Dull then appeared before the county’s Emergency Communications Commission with a revised version of a proposed interlocal agreement that must be signed by the county and all municipalities that operate their own dispatch centers. He reworked the agreement to include funding plans for capital expenses and annual operations, and to get more participation. Of the 17 cities and towns that need to sign the agreement, only six passed the original version.
In it, he wrote that the first priority when considering bonding should be to secure voter approval. Doing so would allow the county to collect funds for the annual bond payments as part of a countywide property tax outside the state’s constitutional tax limits.
Before addressing the council on Tuesday, Dull provided two proposed timetables for the referendum, revised on Friday of last week. However, when he was invited to address the council he said one of the two does not meet the required Aug. 1 submission deadline, and the other might not hold up in court.
With no action to take, the council moved on.
Larry Blanchard, a financial assistant to the Board of Commissioners and member of the county’s 911 finance consolidation committee, said the funding question — namely how to pay for the capital costs of consolidation — now depends on the final outcome of the interlocal agreement.

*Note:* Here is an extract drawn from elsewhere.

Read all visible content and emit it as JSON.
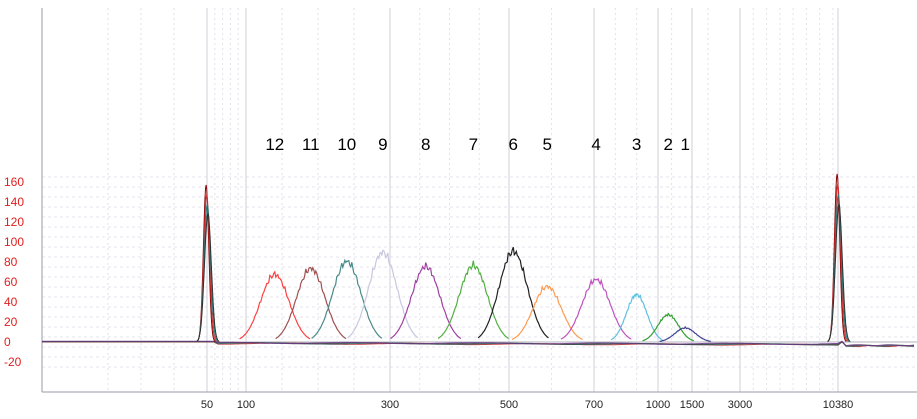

“It will have to go to a straight up bond issue,” Blanchard said, noting there are scenarios through which the county and municipalities could avoid triggering the tax caps. He has suggested bonding separately for each dispatch center, as well as a separate bond issue for the radio equipment, to void hitting the magic $12 million mark.
Triggering the tax caps would mean that the county and the cities and towns would have cut their existing budgets to pay for the bond payments.
The 911 Committee set an Aug. 15 deadline for written responses to the new interlocal agreement from mayors and town council presidents, which will be discussed at its next meeting on Aug. 23.